I'm sorry if this is in the wrong place, But I was wondering where do you guys get your Ramshorn snails? I have a little light brown one,he sneaked in on a plant from jacks aquarium. and I fell in love with them. And would love to have another. But I can't find them! I don't even know how this one snuck in because Jacks doesn't sell them. Only bladder snails.


----------



## kjg1029 (Jun 14, 2014)

Ive honestaly have only seen them randomly posted on here, other then that I have only had a few sneak onto a plant that I bought at my LPS ...>:[ they are adorable though! I hope you can find some!


----------



## BambooTikiBettaGirl84 (Jun 29, 2014)

My first ramshorn snail snuck in on a plant that I had in one of my male bettas bowl. He tried to eat it at first but now they are best friends. He even sleeps ontop of her shell when she's near the surface.

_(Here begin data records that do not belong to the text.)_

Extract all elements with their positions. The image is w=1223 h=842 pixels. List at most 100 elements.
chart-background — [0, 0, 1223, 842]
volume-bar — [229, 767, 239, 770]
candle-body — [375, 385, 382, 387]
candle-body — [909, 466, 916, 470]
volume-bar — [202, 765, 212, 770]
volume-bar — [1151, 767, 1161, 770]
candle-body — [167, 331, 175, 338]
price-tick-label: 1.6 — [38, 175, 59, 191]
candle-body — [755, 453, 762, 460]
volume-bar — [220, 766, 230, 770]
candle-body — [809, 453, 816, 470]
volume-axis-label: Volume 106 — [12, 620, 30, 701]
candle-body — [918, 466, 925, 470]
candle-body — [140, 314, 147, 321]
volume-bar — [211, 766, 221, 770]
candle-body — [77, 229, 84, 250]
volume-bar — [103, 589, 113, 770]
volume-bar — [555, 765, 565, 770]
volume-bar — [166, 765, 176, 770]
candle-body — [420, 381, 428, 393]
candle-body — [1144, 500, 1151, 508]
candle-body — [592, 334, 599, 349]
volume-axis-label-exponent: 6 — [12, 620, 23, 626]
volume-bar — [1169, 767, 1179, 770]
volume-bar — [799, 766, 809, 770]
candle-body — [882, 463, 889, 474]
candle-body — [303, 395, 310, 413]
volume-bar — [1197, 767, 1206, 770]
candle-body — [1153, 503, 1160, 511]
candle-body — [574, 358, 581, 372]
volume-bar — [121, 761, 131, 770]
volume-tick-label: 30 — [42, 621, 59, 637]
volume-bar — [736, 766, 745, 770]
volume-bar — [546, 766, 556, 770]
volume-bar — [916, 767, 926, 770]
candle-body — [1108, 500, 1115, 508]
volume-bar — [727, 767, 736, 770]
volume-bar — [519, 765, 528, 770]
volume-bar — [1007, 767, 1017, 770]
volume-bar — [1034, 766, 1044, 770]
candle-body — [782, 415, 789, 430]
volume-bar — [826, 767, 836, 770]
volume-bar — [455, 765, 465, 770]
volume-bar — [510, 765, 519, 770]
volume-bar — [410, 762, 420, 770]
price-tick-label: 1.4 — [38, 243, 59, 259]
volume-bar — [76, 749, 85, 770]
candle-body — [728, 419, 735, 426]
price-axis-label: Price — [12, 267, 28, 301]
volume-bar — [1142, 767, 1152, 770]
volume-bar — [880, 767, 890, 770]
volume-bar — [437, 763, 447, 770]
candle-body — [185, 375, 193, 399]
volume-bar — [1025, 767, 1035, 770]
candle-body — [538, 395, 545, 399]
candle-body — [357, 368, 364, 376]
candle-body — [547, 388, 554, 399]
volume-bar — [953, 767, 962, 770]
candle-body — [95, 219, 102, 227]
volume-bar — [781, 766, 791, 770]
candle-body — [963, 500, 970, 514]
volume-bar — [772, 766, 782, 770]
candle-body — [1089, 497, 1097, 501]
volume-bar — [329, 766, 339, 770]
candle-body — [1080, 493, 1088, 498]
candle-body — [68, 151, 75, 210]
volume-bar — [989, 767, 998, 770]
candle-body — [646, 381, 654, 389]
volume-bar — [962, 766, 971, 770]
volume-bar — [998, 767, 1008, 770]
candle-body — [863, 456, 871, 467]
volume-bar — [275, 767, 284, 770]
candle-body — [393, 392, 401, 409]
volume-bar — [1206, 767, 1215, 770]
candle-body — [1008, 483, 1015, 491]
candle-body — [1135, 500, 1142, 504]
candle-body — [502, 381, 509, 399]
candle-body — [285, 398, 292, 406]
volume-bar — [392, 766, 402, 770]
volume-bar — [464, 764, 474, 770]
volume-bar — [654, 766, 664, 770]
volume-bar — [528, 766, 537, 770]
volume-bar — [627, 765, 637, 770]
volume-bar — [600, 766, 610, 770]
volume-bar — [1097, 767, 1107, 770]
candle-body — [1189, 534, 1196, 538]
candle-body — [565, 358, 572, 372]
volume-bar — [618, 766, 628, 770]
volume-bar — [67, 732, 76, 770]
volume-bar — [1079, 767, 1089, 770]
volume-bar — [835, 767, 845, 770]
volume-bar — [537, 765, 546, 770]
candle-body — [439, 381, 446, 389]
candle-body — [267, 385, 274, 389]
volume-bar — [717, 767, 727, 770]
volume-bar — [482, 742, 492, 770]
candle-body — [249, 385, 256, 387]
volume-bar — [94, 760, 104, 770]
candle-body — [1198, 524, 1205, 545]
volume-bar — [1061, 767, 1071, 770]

When I saw they had different colored ones, I found many sellers on Amazon, Ebay and Aquabid. You can get a wide variety of colors including spotted, red, blue and some cases clear/white.


----------



## DianeA7X (Feb 13, 2014)

I have so many ramshorn snails. Started out with 2 that came hitch hiking on a plant that I won on listia. Now I've had hundreds of them. Some I have given away. Ordered an assassin snail to eat them. Well I'm always gonna keep 2 so hat they have produce more to feed the Assassin snail. Still waiting for it to come in.


----------